D.C. Councilman Jack Evans has said any surplus should be added to the district's rainy-day fund to build its balance toward $1.6 billion. The city already has $1.2 billion in cash reserves.
The Washington Examiner reports that adding another $400 million to the D.C. savings account would place the district among the top 10 in the nation, if it were a state.
Norton Francis, a researcher at the Urban-Brookings Tax Policy Institute says that balance is a little high for normal times, unless there's a serious threat to a state's revenue.
The reserve fund can help protect the city if there's a sudden downturn or cut in federal spending.
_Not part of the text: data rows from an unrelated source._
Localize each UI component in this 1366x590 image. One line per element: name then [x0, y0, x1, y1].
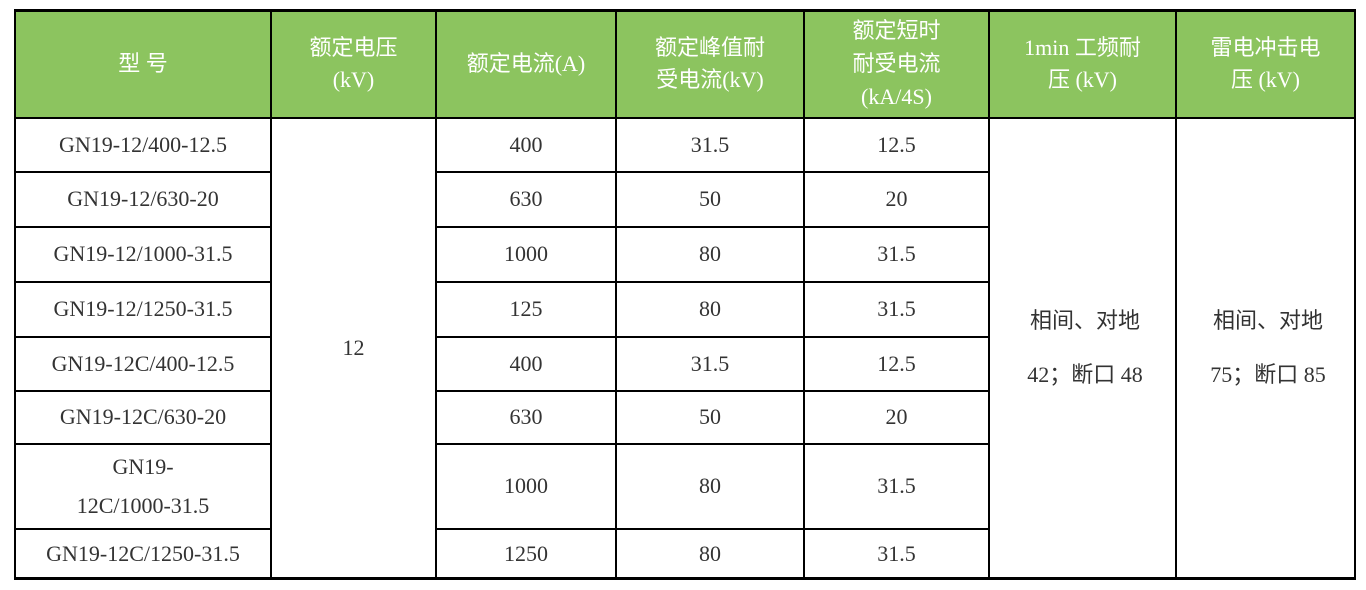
cell-peak-withstand-current: 80 [615, 280, 805, 338]
table-row: GN19-12/400-12.5 12 400 31.5 12.5 相间、对地 … [14, 116, 1356, 580]
cell-model: GN19-12C/630-20 [14, 389, 272, 445]
col-header-short-time-withstand-current: 额定短时 耐受电流 (kA/4S) [803, 9, 990, 119]
cell-peak-withstand-current: 80 [615, 225, 805, 283]
cell-short-time-withstand-current: 31.5 [803, 527, 990, 580]
col-header-rated-current: 额定电流(A) [435, 9, 617, 119]
col-header-lightning-impulse-voltage: 雷电冲击电 压 (kV) [1175, 9, 1356, 119]
cell-short-time-withstand-current: 12.5 [803, 116, 990, 173]
cell-peak-withstand-current: 80 [615, 527, 805, 580]
col-header-peak-withstand-current: 额定峰值耐 受电流(kV) [615, 9, 805, 119]
table-row: GN19-12C/630-20 630 50 20 [14, 389, 1355, 445]
cell-short-time-withstand-current: 31.5 [803, 442, 990, 530]
cell-short-time-withstand-current: 20 [803, 170, 990, 228]
cell-model: GN19-12C/400-12.5 [14, 335, 272, 392]
cell-rated-voltage-merged: 12 [270, 116, 437, 580]
cell-rated-current: 125 [435, 280, 617, 338]
cell-short-time-withstand-current: 31.5 [803, 225, 990, 283]
cell-lightning-impulse-merged: 相间、对地 75；断口 85 [1175, 116, 1356, 580]
gn19-spec-table: 型 号 额定电压 (kV) 额定电流(A) 额定峰值耐 受电流(kV) 额定短时… [14, 9, 1356, 581]
table-row: GN19-12C/1250-31.5 1250 80 31.5 [14, 527, 1355, 580]
table-row: GN19-12/630-20 630 50 20 [14, 170, 1355, 228]
table-row: GN19-12/1000-31.5 1000 80 31.5 [14, 225, 1355, 283]
cell-model: GN19- 12C/1000-31.5 [14, 442, 272, 530]
cell-short-time-withstand-current: 31.5 [803, 280, 990, 338]
cell-model: GN19-12/1250-31.5 [14, 280, 272, 338]
cell-rated-current: 400 [435, 335, 617, 392]
cell-peak-withstand-current: 80 [615, 442, 805, 530]
cell-peak-withstand-current: 50 [615, 170, 805, 228]
cell-rated-current: 630 [435, 170, 617, 228]
cell-rated-current: 400 [435, 116, 617, 173]
cell-power-frequency-withstand-merged: 相间、对地 42；断口 48 [988, 116, 1177, 580]
cell-model: GN19-12/400-12.5 [14, 116, 272, 173]
table-row: GN19-12C/400-12.5 400 31.5 12.5 [14, 335, 1355, 392]
col-header-power-frequency-withstand-voltage: 1min 工频耐 压 (kV) [988, 9, 1177, 119]
cell-rated-current: 1250 [435, 527, 617, 580]
cell-peak-withstand-current: 50 [615, 389, 805, 445]
cell-short-time-withstand-current: 20 [803, 389, 990, 445]
col-header-model: 型 号 [14, 9, 272, 119]
cell-rated-current: 1000 [435, 442, 617, 530]
table-row: GN19- 12C/1000-31.5 1000 80 31.5 [14, 442, 1355, 530]
col-header-rated-voltage: 额定电压 (kV) [270, 9, 437, 119]
header-row: 型 号 额定电压 (kV) 额定电流(A) 额定峰值耐 受电流(kV) 额定短时… [14, 9, 1356, 119]
cell-model: GN19-12/1000-31.5 [14, 225, 272, 283]
cell-peak-withstand-current: 31.5 [615, 335, 805, 392]
cell-short-time-withstand-current: 12.5 [803, 335, 990, 392]
spec-table-container: 型 号 额定电压 (kV) 额定电流(A) 额定峰值耐 受电流(kV) 额定短时… [14, 9, 1356, 581]
cell-rated-current: 1000 [435, 225, 617, 283]
cell-model: GN19-12/630-20 [14, 170, 272, 228]
cell-rated-current: 630 [435, 389, 617, 445]
cell-model: GN19-12C/1250-31.5 [14, 527, 272, 580]
cell-peak-withstand-current: 31.5 [615, 116, 805, 173]
table-row: GN19-12/1250-31.5 125 80 31.5 [14, 280, 1355, 338]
Residents have a few ideas on how the spend the money. One woman didn’t hesitate to point out the trash on the streets in the Navy Yard area of Southwest.
“Just look around and you can see what needs to be done. Look at the streets. It’s obvious to see,” says Rosario Hendricks.
One spending solution: improving education. On Friday, the University of the District of Columbia., a city-funded university, cut nearly 100 positions from its staff and faculty to save money.
Another top suggestion is refunding the money.
“That might help the economy because if they give the right people money, that will boost business a little bit,” says Chris Jacobs.
And you don’t have to go far to see someone in need. Latest federal government stats show 15,000 people are homeless in D.C., including about 1,000 families.
“Homeless people over here. There are a lot of homeless people over here, no jobs. That’s what they need to do,” says Rodriguez Gayton.
Topping the city’s wish list is giving $7 million to homeless services, $14.7 million to welfare programs and $9.5 million to education.